Friday, October 14, 2016

Week 6 -- Milkweed hunt, rising tigers, and graphing caterpillars



Scenes from a milkweed scouting mission



We finished reading The Tiger Rising this week, analyzing its rich figurative language (we’ve been focusing on metaphor and personification), as well as the author’s use of parallels and imagery. We’ve discussed the book extensively as a group throughout our reading, and now students are reflecting on it individually through a series of questions. We also had opportunity to sample some novels individually this week. I gave very brief introductions to about a dozen novels that the class was unfamiliar with, then they each picked one and read it for about thirty minutes. Afterwards, they wrote a quick review of their thoughts on it, indicating if they might like to continue reading it, or move along to something else next time. (Ask your child what they sampled and how they felt about it!)

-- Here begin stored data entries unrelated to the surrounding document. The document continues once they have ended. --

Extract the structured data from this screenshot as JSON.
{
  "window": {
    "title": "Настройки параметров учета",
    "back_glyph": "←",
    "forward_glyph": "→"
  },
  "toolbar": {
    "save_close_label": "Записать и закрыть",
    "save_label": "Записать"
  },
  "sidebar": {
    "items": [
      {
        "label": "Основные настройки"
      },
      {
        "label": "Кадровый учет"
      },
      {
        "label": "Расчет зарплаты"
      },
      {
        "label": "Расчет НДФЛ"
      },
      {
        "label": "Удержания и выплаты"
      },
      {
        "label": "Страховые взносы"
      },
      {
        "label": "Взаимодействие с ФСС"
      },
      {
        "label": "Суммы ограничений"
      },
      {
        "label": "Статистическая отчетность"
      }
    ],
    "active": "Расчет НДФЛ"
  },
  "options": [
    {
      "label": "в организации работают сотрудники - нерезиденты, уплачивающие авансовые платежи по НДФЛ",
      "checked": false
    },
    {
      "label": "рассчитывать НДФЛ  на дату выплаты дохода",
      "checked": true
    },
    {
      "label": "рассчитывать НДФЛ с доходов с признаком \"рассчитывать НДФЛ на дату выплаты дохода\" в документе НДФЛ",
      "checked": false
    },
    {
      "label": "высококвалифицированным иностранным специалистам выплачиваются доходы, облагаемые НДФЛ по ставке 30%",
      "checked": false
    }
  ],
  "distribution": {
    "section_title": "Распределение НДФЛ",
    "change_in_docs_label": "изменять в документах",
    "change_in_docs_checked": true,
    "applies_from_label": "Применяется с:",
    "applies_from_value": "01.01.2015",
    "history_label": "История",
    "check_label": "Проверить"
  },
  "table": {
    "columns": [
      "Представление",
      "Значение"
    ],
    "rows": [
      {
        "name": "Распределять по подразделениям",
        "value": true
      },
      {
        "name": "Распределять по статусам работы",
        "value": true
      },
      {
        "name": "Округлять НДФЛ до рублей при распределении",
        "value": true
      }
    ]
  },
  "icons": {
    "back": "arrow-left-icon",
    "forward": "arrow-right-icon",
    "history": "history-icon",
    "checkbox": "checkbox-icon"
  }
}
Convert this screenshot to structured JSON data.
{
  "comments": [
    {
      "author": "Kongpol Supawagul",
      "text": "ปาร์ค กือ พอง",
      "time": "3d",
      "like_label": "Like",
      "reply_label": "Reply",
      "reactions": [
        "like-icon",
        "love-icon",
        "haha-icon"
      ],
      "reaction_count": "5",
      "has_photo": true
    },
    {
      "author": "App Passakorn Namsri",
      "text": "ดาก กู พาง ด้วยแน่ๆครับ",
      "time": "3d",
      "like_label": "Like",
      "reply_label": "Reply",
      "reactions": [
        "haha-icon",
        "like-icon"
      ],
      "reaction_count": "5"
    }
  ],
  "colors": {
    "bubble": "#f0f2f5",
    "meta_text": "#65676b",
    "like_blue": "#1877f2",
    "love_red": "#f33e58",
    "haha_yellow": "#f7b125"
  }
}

Our journal writing prompt this week is “do you enjoy sharing your writing with other people?” As you might imagine, opinions vary. Another writing prompt this week was “describe a day in class from the teacher’s point of view,” which has given them all a chance at expressing some empathy for their teacher. Through it, I’ve learned that they have some strange ideas about what I actually think from moment to moment.

We also returned to reading Napoleon Chagnon’s Yanomamo: The Fierce People, which always leads to rich discussions about how complicated it is to examine a culture that is very different from your own. The class delighted in hearing how the Yanomami subverted Chagnon’s attempt to create detailed genealogies of the villages he visited. Ask your child why they didn’t want to help, and how they tricked him. It’s a pretty good story.


In math, our group has merged with Sam’s to do some graphing work on the data that the 5th and 6th graders have been collecting about their monarchs. We worked in groups to accurately graph the growth rates and pupation point of several of our caterpillars, then began discussing how we can draw conclusions from those graphs when viewing them.